Sister Camino lives in the Ghent district. She has an apartment in the basement of a building constructed over a hundred years ago to house foreign dockworkers. It has since served as a hospital and a number of other things before being renovated and divided into modern apartment. She is convinced that her part once served as the morgue, though she has no historical proof and has had no problems with the paranormal.
We ate that night at Freemason Abbey, a former church along Freemason Road that has spent nearly two decades as a steak and seafood restaurant. It is reported to be one of the most haunted places in Virginia. I didn’t get many details on the dark history or have any otherworldly experiences in my short time there, but we were certainly visited by the dual specters of high prices and poor service.
The next night was better. Sister Camino took us to Rudee's in Virginia Beach for our sixth wedding anniversary, and we feasted on a mountain of steamed crab, oysters, and shrimp. We left painfully full and covered in crab shrapnel, and that is the only way that a man in a Hawaiian shirt should leave such an establishment.

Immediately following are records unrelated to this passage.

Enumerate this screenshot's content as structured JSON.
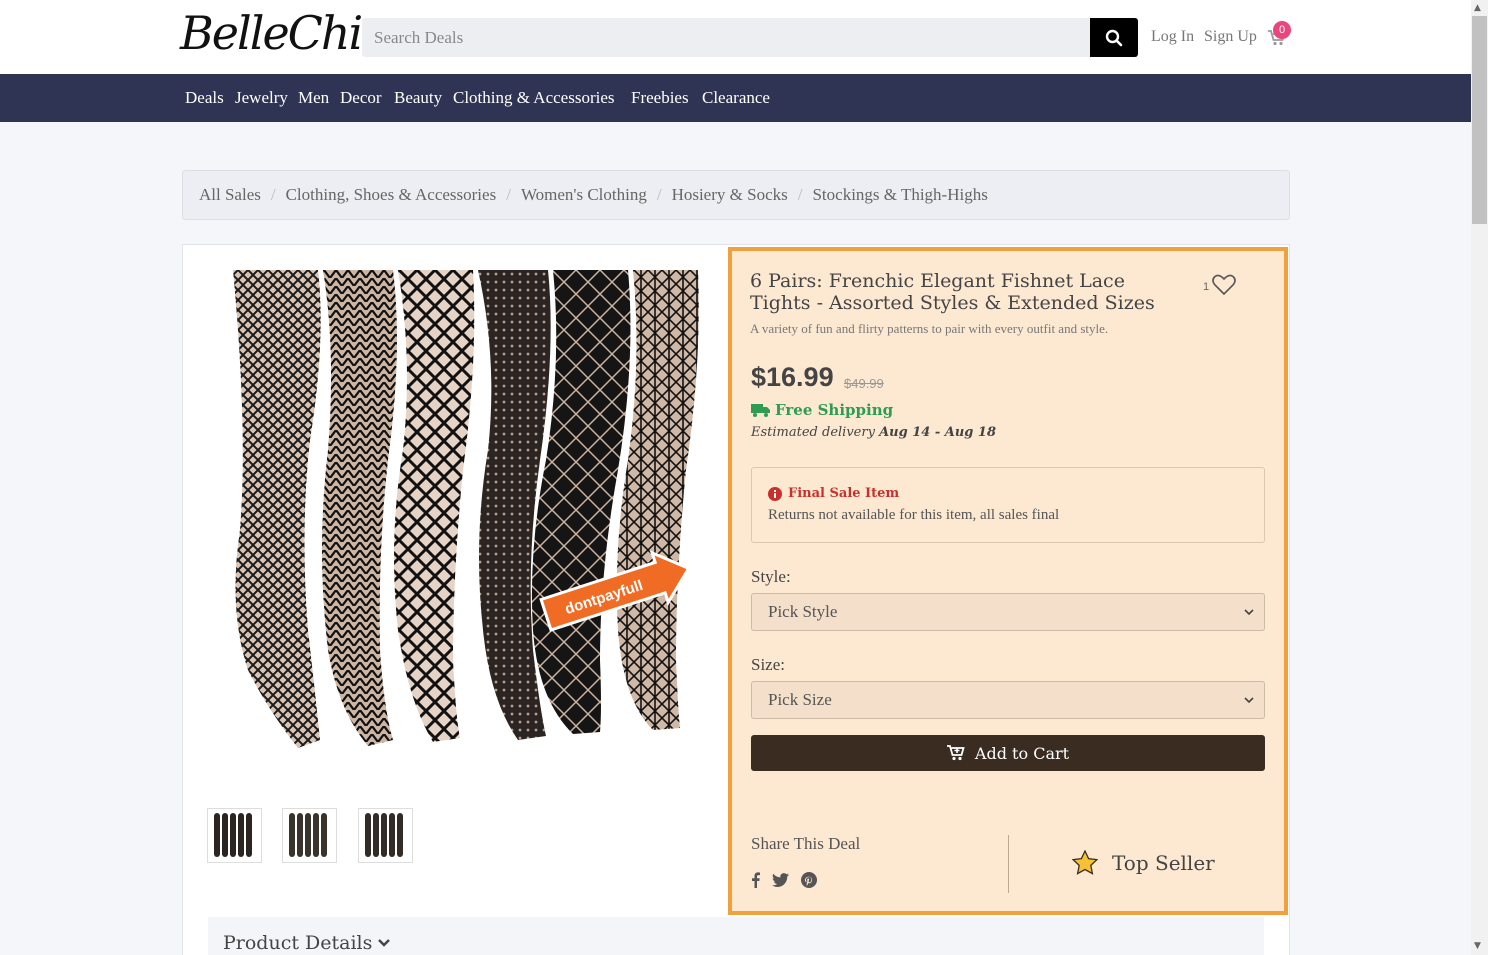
{
  "header": {
    "logo": "BelleChic",
    "search_placeholder": "Search Deals",
    "login": "Log In",
    "signup": "Sign Up",
    "cart_count": "0"
  },
  "nav": [
    "Deals",
    "Jewelry",
    "Men",
    "Decor",
    "Beauty",
    "Clothing & Accessories",
    "Freebies",
    "Clearance"
  ],
  "breadcrumb": [
    "All Sales",
    "Clothing, Shoes & Accessories",
    "Women's Clothing",
    "Hosiery & Socks",
    "Stockings & Thigh-Highs"
  ],
  "product": {
    "title": "6 Pairs: Frenchic Elegant Fishnet Lace Tights - Assorted Styles & Extended Sizes",
    "subtitle": "A variety of fun and flirty patterns to pair with every outfit and style.",
    "favorites": "1",
    "price": "$16.99",
    "old_price": "$49.99",
    "shipping": "Free Shipping",
    "delivery_prefix": "Estimated delivery",
    "delivery_dates": "Aug 14 - Aug 18",
    "final_sale_title": "Final Sale Item",
    "final_sale_text": "Returns not available for this item, all sales final",
    "style_label": "Style:",
    "style_value": "Pick Style",
    "size_label": "Size:",
    "size_value": "Pick Size",
    "add_to_cart": "Add to Cart",
    "share_label": "Share This Deal",
    "top_seller": "Top Seller",
    "details_label": "Product Details",
    "image_badge": "dontpayfull"
  },
  "colors": {
    "nav_bg": "#2f3455",
    "highlight_border": "#f0a03c",
    "highlight_bg": "#fde8d2",
    "shipping_green": "#2e9c52",
    "final_sale_red": "#c9302c",
    "button_dark": "#3b2c21",
    "cart_badge": "#e8467c"
  },
  "icons": [
    "search-icon",
    "cart-icon",
    "heart-icon",
    "truck-icon",
    "info-icon",
    "chevron-down-icon",
    "facebook-icon",
    "twitter-icon",
    "pinterest-icon",
    "star-icon"
  ]
}
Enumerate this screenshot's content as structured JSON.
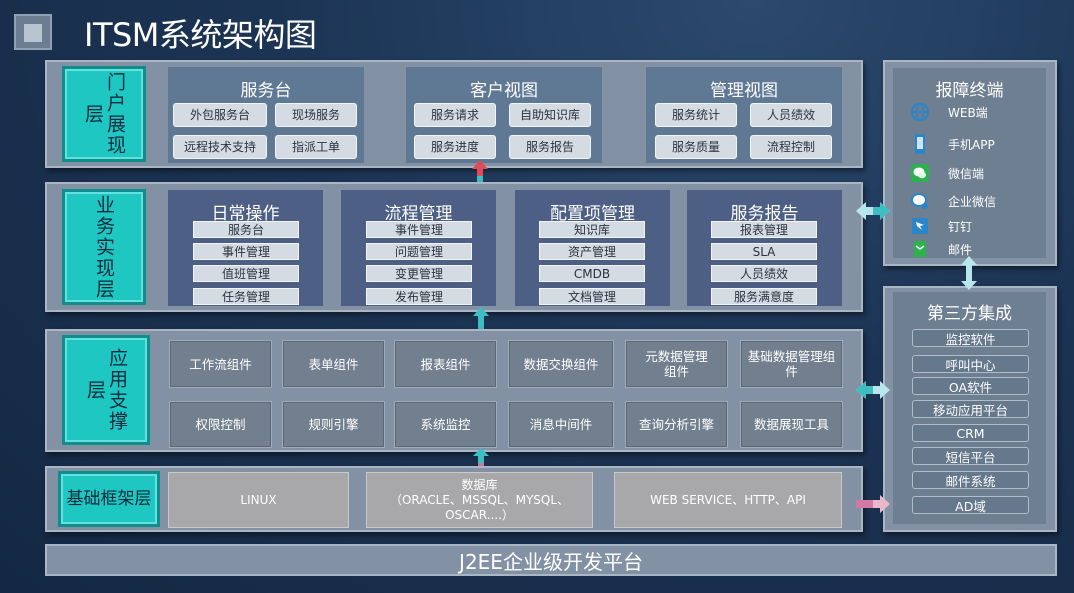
{
  "title": "ITSM系统架构图",
  "portal_layer": {
    "label": "门户展现层",
    "panels": [
      {
        "title": "服务台",
        "items": [
          "外包服务台",
          "现场服务",
          "远程技术支持",
          "指派工单"
        ]
      },
      {
        "title": "客户视图",
        "items": [
          "服务请求",
          "自助知识库",
          "服务进度",
          "服务报告"
        ]
      },
      {
        "title": "管理视图",
        "items": [
          "服务统计",
          "人员绩效",
          "服务质量",
          "流程控制"
        ]
      }
    ]
  },
  "business_layer": {
    "label": "业务实现层",
    "panels": [
      {
        "title": "日常操作",
        "items": [
          "服务台",
          "事件管理",
          "值班管理",
          "任务管理"
        ]
      },
      {
        "title": "流程管理",
        "items": [
          "事件管理",
          "问题管理",
          "变更管理",
          "发布管理"
        ]
      },
      {
        "title": "配置项管理",
        "items": [
          "知识库",
          "资产管理",
          "CMDB",
          "文档管理"
        ]
      },
      {
        "title": "服务报告",
        "items": [
          "报表管理",
          "SLA",
          "人员绩效",
          "服务满意度"
        ]
      }
    ]
  },
  "app_layer": {
    "label": "应用支撑层",
    "row1": [
      "工作流组件",
      "表单组件",
      "报表组件",
      "数据交换组件",
      "元数据管理\n组件",
      "基础数据管理组\n件"
    ],
    "row2": [
      "权限控制",
      "规则引擎",
      "系统监控",
      "消息中间件",
      "查询分析引擎",
      "数据展现工具"
    ]
  },
  "base_layer": {
    "label": "基础框架层",
    "items": [
      "LINUX",
      "数据库\n（ORACLE、MSSQL、MYSQL、\nOSCAR....）",
      "WEB SERVICE、HTTP、API"
    ]
  },
  "platform": "J2EE企业级开发平台",
  "terminals": {
    "title": "报障终端",
    "items": [
      {
        "label": "WEB端",
        "icon": "globe-icon",
        "color": "#2a86c8"
      },
      {
        "label": "手机APP",
        "icon": "phone-icon",
        "color": "#2a86c8"
      },
      {
        "label": "微信端",
        "icon": "wechat-icon",
        "color": "#2bb24c"
      },
      {
        "label": "企业微信",
        "icon": "work-wechat-icon",
        "color": "#2a86c8"
      },
      {
        "label": "钉钉",
        "icon": "dingtalk-icon",
        "color": "#2a86c8"
      },
      {
        "label": "邮件",
        "icon": "mail-icon",
        "color": "#2bb24c"
      }
    ]
  },
  "third_party": {
    "title": "第三方集成",
    "items": [
      "监控软件",
      "呼叫中心",
      "OA软件",
      "移动应用平台",
      "CRM",
      "短信平台",
      "邮件系统",
      "AD域"
    ]
  },
  "colors": {
    "layer_label": "#1fc7c3",
    "arrow_teal": "#3dbfc1",
    "arrow_red": "#e04a5a",
    "arrow_pink": "#d07aa4",
    "arrow_light": "#b9e6ec"
  }
}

COMING SOON: Williamsburg and Jamestown (provided that I get around to writing it).
7 Comments:
By far the best travelogue I've ever read. And yes, you CAN (and do) write....!
Aw shucks, y'all.
Gracias
...and roll tide.
What did Duane & Duane think of the trip?
You tell quite a tale by tracking the trail of your trip. Great post...very entertaining!
Duane and Duane seem to have slipped into a brief hibernation now that the college football season is in full swing, but that hasn't kept them from haunting my doodles when I'm supposed to be paying attention at meetings or while operating a moving vehicle.
almost as good as your riotous post were the links...i particularly like the music that plays automaticly when you go to the Freemason Abbey site.
sounds like one of Bach's idiot man children wrote it.
actually a lot of church music sounds like that.
My speakers were unplugged and I didn't realize that there was music on the Freemason Abbey site, Sethro. Gracias for the heads up.